Eric Robillard can find any movie to match his mood, but what he can’t tolerate is violence against women as a form of entertainment.
For years now I have found solace in films. When the day is done with, I sit each night on the couch with two bottles of sparkling water and sweets, and watch a movie. The house is silent, the kids are tucked away in bed, my wife plays a Facebook game or takes on a few chores as she is a night owl, and I disconnect in front of the television. This is how I unwind.
I watch everything, I don’t discriminate in my entertainment. I have a soft spot for horror and indie movies. I can enjoy mainstream Hollywood like I can any Lars Von Trier fare. It’s quite simple: there’s a movie to match any mood I’m in. What I can’t tolerate anymore is violence against women as a form of entertainment.
Anymore being the keyword. I used to be oblivious to the unsettling stalker approach to wooing in romantic comedies. I knew nothing of the Bechdel test, and I refused to admit androcentricism in film, even though most movies I watched were boy adventures, centered around a male hero and his quest for world domination, love, or sex. Of course, when I indulged in a movie directed by a woman with a female-centric plot, I was watching a chick flick.
Today, when I watch mainstream Hollywood I don’t relax much, no matter what genre I try:
- Comedy: 21 & Over. Two blindfolded sorority sisters are awaiting initiation when two male characters stumble upon them. Instead of revealing their identities, they take advantage of the situation and use a cricket bat to hit the women on their behinds.
- Science-Fiction: Star Trek Into Darkness. The character played by Alice Eve (described on IMDB as being first and foremost very attractive, then as a science officer, and lastly as an advanced weaponry specialist as if it’s an afterthought) gratuitously strips down for no good reason before changing into a space suit in front of Kirk.
- Horror: Pick a movie—women are almost, always, the victim.
When I recently complained to a friend about sexism and objectification of women in blockbuster movies, I was told, “What do you expect, mainstream Hollywood is stupid.” Sexual assault and violence against women isn’t stupid: it’s wrong. Paul Rudd and Leslie Mann smoking weed in This Is 40 and tripping like teenagers is stupid. Ken Jeong calling women “bitches” in The Hangover franchise is wrong. I don’t have a problem with sophomoric humor being used in movies; I have issues with misogyny as “entertainment”.
If I don’t split my sides watching a female character being ridiculed for being naked and vulnerable, it isn’t because I can’t take a joke, or that I am too serious: it’s because demeaning women for a laugh isn’t funny.

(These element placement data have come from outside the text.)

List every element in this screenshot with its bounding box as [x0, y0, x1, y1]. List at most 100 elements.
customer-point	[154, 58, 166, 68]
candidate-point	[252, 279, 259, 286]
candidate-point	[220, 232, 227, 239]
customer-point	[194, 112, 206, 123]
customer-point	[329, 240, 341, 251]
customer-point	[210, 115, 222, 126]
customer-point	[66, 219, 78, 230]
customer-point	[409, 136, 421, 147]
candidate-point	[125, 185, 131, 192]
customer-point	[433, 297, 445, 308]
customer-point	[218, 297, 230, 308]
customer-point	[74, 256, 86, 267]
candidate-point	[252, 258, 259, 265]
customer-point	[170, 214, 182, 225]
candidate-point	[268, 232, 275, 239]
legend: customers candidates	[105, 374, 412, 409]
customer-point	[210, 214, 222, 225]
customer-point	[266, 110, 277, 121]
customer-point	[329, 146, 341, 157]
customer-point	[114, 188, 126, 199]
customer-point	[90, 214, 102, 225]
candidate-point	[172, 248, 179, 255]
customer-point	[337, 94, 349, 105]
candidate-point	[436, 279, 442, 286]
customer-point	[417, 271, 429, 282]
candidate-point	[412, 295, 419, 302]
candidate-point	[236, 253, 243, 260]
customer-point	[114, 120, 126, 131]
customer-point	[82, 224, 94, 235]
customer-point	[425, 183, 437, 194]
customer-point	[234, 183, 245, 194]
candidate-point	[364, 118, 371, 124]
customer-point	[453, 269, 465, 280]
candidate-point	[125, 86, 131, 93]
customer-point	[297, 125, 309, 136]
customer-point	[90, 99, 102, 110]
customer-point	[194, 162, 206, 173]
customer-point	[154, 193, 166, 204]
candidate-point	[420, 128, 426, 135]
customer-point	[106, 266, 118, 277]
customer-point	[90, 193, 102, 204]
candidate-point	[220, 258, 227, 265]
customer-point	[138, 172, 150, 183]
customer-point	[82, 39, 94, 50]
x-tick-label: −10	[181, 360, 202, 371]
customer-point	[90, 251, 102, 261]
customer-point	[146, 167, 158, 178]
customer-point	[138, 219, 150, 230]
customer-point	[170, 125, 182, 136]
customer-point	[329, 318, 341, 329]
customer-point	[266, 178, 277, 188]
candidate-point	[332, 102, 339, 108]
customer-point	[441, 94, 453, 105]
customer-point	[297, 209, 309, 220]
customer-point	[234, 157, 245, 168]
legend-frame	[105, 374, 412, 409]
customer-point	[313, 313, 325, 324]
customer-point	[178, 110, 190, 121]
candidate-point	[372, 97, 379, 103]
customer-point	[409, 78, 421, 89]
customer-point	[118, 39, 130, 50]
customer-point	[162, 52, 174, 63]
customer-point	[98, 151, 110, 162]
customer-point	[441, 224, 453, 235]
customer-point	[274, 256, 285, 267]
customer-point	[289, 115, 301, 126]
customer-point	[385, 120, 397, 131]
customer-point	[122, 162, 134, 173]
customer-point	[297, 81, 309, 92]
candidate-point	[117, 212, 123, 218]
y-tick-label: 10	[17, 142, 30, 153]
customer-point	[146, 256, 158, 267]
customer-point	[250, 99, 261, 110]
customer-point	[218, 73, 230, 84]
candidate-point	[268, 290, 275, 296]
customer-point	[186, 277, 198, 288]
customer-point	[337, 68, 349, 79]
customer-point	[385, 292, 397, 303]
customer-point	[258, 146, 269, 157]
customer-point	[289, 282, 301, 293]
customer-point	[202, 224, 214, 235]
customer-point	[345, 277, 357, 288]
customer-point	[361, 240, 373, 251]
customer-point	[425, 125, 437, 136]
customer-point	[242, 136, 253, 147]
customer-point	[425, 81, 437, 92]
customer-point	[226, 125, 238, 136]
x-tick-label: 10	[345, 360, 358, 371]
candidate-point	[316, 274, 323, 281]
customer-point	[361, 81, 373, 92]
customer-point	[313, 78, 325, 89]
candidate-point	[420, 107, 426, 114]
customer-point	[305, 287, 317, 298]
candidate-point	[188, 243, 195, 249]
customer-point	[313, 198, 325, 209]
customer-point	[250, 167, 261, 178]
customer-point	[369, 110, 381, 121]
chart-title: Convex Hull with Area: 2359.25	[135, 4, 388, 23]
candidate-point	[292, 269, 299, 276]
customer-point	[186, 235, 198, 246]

The conundrum I’m faced with is this: do I limit or eliminate my exposure to these films? Or do I continue my habit, willfully participating in an endemic problem within the entertainment industry and within our undeniably male dominated culture? Watching critically is still watching, and what lessons does this pass down to my kids? That this mental, physical, emotional violence towards women is acceptable? Or do I lead by example, sacrificing one of my only simple pleasures for the sake of a clear conscience?